Icen Cottage – The Masters Family – Too Many John Masters!

This is the third blog on the history of Icen Cottage in Fordington. In our previous blog concerning Icen Cottage we mentioned a bundle of documents concerning the transfer of the Copyhold of a cottage and garden in Fordington known as Dolls Hole and later as Icen Cottage. In that blog we wrote about Ambrose White and Ann Seager, who are named as previous tenants in these documents. In this blog we’ve looked further into the Masters family who occupied the cottage for three generations.

In the demise of 1789, the earliest document in the bundle, John Masters the Elder is described as a Carpenter of Fordington, now of Dorchester. His sons John the Younger, a carpenter of West Stafford, and Reuben are also mentioned. Later documents mention his grandsons William and John.

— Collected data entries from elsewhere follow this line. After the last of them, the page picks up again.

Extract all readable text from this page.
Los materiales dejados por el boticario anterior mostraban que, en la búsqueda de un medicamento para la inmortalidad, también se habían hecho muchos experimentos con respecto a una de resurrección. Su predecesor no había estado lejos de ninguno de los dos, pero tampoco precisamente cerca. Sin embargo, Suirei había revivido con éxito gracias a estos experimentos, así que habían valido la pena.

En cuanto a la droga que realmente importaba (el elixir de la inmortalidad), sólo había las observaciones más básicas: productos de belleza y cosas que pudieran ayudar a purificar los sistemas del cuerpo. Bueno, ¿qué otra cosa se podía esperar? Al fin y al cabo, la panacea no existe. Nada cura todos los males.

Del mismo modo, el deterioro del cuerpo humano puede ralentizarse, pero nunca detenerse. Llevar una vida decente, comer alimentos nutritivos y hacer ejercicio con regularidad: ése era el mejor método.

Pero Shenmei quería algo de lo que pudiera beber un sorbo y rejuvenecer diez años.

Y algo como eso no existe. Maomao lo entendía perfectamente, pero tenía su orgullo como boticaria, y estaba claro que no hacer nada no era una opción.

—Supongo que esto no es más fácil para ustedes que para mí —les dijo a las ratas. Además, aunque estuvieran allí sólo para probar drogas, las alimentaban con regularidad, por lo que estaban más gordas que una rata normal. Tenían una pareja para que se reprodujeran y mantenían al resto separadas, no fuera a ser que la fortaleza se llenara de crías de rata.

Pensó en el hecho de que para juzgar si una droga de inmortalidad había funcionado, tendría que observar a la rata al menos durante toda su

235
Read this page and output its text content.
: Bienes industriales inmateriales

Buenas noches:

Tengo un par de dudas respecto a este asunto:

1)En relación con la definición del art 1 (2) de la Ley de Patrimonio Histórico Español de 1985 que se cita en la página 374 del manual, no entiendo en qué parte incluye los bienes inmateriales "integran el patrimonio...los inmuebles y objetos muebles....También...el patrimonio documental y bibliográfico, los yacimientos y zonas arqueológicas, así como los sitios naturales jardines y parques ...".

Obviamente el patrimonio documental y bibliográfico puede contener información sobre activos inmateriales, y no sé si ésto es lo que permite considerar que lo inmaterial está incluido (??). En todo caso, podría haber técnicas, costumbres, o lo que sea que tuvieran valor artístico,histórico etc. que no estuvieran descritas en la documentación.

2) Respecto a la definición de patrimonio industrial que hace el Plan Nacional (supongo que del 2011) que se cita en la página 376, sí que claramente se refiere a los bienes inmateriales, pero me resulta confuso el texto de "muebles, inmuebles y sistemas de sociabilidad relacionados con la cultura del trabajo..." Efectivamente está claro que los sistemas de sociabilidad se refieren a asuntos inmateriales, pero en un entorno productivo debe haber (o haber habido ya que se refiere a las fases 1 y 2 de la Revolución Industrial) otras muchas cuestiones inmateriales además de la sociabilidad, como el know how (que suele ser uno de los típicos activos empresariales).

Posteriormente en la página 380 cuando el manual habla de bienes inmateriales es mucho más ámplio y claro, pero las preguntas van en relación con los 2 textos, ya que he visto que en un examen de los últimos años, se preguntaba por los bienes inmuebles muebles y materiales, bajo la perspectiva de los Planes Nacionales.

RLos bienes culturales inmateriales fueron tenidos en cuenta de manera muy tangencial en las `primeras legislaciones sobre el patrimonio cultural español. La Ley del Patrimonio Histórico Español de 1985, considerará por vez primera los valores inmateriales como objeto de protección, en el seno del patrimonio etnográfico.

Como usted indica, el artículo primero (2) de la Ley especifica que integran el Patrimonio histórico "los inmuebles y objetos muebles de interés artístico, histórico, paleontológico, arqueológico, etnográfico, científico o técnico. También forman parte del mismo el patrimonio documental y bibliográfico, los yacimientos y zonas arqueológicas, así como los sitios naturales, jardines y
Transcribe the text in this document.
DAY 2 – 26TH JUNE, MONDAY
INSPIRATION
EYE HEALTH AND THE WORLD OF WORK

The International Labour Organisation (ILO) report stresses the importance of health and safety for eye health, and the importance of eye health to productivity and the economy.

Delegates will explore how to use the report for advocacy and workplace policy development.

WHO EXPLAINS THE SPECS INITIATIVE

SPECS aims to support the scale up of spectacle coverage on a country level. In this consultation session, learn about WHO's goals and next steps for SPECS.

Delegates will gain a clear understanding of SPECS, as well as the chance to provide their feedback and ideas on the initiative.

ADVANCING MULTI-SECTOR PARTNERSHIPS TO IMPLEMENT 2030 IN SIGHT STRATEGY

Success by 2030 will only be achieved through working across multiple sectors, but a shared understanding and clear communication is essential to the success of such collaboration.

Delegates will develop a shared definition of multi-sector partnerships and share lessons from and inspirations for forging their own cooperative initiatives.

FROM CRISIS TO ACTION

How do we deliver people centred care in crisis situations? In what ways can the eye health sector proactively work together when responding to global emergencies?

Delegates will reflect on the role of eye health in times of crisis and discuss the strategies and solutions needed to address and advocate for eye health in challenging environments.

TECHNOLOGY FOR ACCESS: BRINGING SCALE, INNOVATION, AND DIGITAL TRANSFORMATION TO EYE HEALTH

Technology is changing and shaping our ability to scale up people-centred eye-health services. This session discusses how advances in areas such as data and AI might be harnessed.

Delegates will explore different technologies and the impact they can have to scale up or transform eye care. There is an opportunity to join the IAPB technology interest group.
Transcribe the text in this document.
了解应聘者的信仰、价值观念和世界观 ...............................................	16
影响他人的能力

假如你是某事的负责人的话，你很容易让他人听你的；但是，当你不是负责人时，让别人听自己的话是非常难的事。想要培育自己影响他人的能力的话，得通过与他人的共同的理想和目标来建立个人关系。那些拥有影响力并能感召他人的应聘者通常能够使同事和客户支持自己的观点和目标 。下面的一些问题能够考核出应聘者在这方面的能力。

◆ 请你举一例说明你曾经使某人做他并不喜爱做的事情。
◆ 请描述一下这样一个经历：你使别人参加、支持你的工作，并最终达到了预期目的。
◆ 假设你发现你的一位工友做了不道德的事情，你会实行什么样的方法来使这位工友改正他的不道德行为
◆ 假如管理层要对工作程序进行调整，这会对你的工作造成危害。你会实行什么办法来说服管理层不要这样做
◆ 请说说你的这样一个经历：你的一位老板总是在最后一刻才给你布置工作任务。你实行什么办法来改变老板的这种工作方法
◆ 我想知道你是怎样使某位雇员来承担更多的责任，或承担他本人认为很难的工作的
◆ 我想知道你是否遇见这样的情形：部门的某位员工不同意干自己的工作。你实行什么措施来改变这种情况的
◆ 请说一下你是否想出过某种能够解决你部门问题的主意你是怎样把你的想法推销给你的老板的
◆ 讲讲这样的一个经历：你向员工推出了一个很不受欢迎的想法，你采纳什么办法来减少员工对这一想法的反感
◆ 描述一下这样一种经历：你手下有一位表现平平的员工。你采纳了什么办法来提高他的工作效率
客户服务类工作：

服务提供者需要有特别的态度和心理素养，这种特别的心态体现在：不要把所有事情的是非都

One of the biggest problems we had researching this blog was the multiple John and William Masters that appear in the records and in many cases it is impossible to know exactly which member of this family documents are referring to.

It is likely that it was John Masters the Elder who took Charles Critchell on as an apprentice in 1754. This apprenticeship is recorded in a settlement dispute from 1770.

PE-PUD/OV/3/3/15: John Masters’ agreement with Critchell

In August 1770 Charles Critchell was in Puddletown and had applied for relief from the parish for himself and his family. Relief for paupers was paid by the parish where they were legally settled and to determine which parish this was they would be given a settlement examination.

Ways a person could gain a legal right of settlement included being born in a parish where their parents were legally settled, working for a settled resident for a year and a day or serving a seven year apprenticeship in the Parish.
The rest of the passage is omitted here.